Central American refugees line up in Matamoros to wait for a chance to plead for asylum.
In yet another immigration roadblock from the Trump White House, filing for asylum, citizenship and visas will cost substantially more starting October 2.
New fee increases
posted by U.S. Citizenship and Immigration Services will also require international students and businesses hiring foreign workers to dig deeper. Among the changes: the cost of applying for citizenship will go up by 81% and obtaining a work visa will rise by as much as 100%.
Asylum seekers will also be required to pay a $50 fee, making the U.S. one of just four countries — Australia, Fiji and Iran are the others — that imposes a charge on people fleeing danger in their home country.
In a statement, USCIS Deputy Director for Policy Joseph Edlow said the price increases are needed to "efficiently and fairly administer our nation's lawful immigration system, secure the homeland and protect Americans."
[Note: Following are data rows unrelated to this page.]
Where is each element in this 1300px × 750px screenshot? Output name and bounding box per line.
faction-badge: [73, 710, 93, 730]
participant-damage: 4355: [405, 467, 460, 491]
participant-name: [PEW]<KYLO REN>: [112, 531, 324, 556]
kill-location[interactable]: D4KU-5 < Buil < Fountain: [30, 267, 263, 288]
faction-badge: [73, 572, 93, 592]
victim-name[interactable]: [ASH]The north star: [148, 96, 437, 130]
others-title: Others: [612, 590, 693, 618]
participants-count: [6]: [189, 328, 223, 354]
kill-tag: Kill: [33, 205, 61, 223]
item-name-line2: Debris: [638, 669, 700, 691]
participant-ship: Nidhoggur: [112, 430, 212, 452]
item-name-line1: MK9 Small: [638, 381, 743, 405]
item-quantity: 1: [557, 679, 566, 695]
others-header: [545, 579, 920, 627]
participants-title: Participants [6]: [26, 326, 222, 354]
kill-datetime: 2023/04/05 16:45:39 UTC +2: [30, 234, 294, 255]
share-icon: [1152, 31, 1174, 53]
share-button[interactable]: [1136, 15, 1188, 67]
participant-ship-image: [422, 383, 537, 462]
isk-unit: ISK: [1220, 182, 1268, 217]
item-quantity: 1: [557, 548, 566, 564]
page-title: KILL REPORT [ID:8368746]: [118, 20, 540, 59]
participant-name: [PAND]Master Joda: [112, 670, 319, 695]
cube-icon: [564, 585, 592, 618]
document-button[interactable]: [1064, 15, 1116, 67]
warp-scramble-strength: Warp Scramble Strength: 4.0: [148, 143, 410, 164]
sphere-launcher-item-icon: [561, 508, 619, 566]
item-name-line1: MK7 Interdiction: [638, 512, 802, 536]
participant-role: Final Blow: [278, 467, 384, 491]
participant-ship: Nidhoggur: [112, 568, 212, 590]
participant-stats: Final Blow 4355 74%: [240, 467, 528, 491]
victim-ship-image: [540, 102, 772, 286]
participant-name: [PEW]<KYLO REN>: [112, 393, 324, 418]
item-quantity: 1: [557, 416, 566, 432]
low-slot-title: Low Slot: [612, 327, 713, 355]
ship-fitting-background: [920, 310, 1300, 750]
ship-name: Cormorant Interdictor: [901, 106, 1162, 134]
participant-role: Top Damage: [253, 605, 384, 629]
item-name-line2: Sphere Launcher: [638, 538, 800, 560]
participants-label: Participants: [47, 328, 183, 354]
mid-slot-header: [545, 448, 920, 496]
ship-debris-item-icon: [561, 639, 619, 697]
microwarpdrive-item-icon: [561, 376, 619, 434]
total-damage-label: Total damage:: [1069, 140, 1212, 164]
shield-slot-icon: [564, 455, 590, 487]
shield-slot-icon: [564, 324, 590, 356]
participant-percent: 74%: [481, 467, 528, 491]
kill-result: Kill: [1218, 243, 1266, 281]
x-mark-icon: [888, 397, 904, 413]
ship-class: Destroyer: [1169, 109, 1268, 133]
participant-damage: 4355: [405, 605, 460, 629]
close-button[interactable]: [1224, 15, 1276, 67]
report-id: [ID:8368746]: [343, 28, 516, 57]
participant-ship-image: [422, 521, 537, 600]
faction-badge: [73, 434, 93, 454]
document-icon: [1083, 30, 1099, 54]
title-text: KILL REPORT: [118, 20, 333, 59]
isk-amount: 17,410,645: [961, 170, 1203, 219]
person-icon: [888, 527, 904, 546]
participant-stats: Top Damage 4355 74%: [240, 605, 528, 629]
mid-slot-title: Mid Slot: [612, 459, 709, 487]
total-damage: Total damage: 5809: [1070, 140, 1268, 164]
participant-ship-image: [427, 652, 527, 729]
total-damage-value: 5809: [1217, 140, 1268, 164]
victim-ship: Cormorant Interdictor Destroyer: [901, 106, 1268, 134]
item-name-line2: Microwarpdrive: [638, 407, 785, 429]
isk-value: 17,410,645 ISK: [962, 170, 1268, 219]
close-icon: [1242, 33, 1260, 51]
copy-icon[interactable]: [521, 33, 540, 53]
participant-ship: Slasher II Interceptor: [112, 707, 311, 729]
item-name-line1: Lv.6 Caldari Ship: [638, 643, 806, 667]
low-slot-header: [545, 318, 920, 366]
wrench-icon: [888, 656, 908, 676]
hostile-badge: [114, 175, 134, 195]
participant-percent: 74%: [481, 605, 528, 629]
However, critics point out that the fee hikes come as the agency, part of the Department of Homeland Security, faces substantial budget shortfalls and is asking Congress for a bailout
Melissa M. Lopez, executive director of the Diocesan Migrant and Refugee Services in El Paso told the news site Border Report
the price increase isn't coupled with better service or improvements from the agency.
“I think it’s really concerning that we are going to require asylum-seekers to pay a fee, when the reality is that when you are fleeing your country you don’t often plan and have the financial resources to hire an attorney, much less to be able to pay a fee,” she said.